I am trying to convert a nested json into a csv file, but I am struggling with the logic needed for the structure of my file: it's a json with 2 objects and I would like to convert into csv only one of them, which is a list with nesting.
I've found very helpful "flattening" json info in this blog post.
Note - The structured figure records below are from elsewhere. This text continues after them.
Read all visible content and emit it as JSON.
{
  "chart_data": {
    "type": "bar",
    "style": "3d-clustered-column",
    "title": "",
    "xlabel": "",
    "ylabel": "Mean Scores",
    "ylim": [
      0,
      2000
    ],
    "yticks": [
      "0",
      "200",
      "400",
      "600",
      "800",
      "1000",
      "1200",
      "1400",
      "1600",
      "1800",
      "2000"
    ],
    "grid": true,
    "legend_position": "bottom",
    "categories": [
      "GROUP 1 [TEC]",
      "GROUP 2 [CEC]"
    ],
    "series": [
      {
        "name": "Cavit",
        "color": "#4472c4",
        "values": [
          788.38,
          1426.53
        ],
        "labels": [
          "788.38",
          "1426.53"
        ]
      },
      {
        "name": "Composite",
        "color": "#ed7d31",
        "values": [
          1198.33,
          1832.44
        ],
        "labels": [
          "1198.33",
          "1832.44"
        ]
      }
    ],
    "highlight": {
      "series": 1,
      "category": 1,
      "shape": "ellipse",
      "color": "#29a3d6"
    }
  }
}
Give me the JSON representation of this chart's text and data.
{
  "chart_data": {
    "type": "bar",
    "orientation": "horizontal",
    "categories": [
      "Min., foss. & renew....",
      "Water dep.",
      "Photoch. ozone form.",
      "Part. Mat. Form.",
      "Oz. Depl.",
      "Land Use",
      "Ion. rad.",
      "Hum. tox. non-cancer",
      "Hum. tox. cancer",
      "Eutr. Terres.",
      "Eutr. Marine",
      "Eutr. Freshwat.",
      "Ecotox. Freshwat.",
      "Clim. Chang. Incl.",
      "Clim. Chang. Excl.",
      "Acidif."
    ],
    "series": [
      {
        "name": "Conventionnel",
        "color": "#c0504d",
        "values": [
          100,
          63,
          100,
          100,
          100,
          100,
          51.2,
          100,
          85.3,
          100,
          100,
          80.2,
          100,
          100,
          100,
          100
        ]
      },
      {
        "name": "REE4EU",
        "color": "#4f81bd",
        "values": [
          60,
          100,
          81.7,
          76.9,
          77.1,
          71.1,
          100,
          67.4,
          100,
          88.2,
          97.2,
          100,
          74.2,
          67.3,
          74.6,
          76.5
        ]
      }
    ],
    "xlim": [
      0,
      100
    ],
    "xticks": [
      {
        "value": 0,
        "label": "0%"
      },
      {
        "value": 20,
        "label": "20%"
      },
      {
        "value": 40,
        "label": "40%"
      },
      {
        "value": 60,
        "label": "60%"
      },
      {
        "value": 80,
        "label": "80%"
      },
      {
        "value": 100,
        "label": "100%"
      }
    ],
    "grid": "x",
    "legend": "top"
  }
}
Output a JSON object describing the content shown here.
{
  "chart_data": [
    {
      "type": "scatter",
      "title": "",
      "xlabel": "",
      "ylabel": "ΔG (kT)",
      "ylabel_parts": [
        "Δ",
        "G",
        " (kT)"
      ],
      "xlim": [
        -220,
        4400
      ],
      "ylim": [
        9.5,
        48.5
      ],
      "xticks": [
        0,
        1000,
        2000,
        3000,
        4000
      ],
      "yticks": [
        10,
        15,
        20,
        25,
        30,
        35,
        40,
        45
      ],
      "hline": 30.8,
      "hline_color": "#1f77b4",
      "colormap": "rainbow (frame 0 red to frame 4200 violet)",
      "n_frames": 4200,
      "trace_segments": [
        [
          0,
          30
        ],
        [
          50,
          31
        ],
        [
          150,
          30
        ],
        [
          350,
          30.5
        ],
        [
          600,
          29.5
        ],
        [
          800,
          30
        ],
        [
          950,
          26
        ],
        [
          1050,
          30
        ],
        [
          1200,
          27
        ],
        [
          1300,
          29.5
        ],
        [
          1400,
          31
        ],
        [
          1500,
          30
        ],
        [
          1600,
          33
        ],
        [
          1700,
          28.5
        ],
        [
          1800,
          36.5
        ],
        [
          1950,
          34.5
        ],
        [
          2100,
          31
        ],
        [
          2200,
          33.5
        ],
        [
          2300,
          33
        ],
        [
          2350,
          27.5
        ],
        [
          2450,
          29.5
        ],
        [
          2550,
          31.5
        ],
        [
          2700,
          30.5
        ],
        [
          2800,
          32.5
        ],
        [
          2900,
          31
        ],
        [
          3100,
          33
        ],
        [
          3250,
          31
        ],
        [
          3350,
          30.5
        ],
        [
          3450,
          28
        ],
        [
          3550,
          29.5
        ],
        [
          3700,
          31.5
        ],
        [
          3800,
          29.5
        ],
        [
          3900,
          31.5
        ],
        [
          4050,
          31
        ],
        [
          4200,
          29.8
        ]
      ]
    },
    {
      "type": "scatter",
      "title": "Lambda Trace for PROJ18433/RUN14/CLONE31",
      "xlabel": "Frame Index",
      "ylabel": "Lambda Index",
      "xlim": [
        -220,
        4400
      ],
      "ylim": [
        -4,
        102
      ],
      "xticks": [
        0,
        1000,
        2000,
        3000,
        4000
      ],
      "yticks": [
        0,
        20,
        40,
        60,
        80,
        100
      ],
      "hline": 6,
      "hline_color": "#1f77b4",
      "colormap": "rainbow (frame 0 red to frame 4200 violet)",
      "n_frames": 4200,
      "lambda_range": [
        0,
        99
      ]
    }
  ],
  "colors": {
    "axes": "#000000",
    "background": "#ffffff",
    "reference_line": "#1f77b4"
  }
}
I have been basically adapting it to my problem, but it is still not working for me.
My json file looks like this:
{
"tickets":[
{
"Name": "Liam",
"Location": {
"City": "Los Angeles",
"State": "CA"
},
"hobbies": [
"Piano",
"Sports"
],
"year" : 1985,
"teamId" : "ATL",
"playerId" : "barkele01",
"salary" : 870000
},
{
"Name": "John",
"Location": {
"City": "Los Angeles",
"State": "CA"
},
"hobbies": [
"Music",
"Running"
],
"year" : 1985,
"teamId" : "ATL",
"playerId" : "bedrost01",
"salary" : 550000
}
],
"count": 2
}
my code, so far, looks like this:
import json
from pandas.io.json import json_normalize
import argparse
def flatten_json(y):
out = {}
def flatten(x, name=''):
if type(x) is dict:
for a in x:
flatten(x[a], name + a + '_')
elif type(x) is list:
i = 0
for a in x:
flatten(a, name + str(i) + '_')
i += 1
else:
out[name[:-1]] = x
flatten(y)
return out
if __name__ == '__main__':
parser = argparse.ArgumentParser(description='Converting json files into csv for Tableau processing')
parser.add_argument(
"-j", "--json", dest="json_file", help="PATH/TO/json file to convert", metavar="FILE", required=True)
args = parser.parse_args()
with open(args.json_file, "r") as inputFile: # open json file
json_data = json.loads(inputFile.read()) # load json content
flat_json = flatten_json(json_data)
# normalizing flat json
final_data = json_normalize(flat_json)
with open(args.json_file.replace(".json", ".csv"), "w") as outputFile: # open csv file
# saving DataFrame to csv
final_data.to_csv(outputFile, encoding='utf8', index=False)
What I would like to obtain is 1 line per ticket in the csv, with headings:
Name,Location_City,Location_State,Hobbies_0,Hobbies_1,Year,TeamId,PlayerId,Salary
.
I would really appreciate anything that can do the click! Thank you!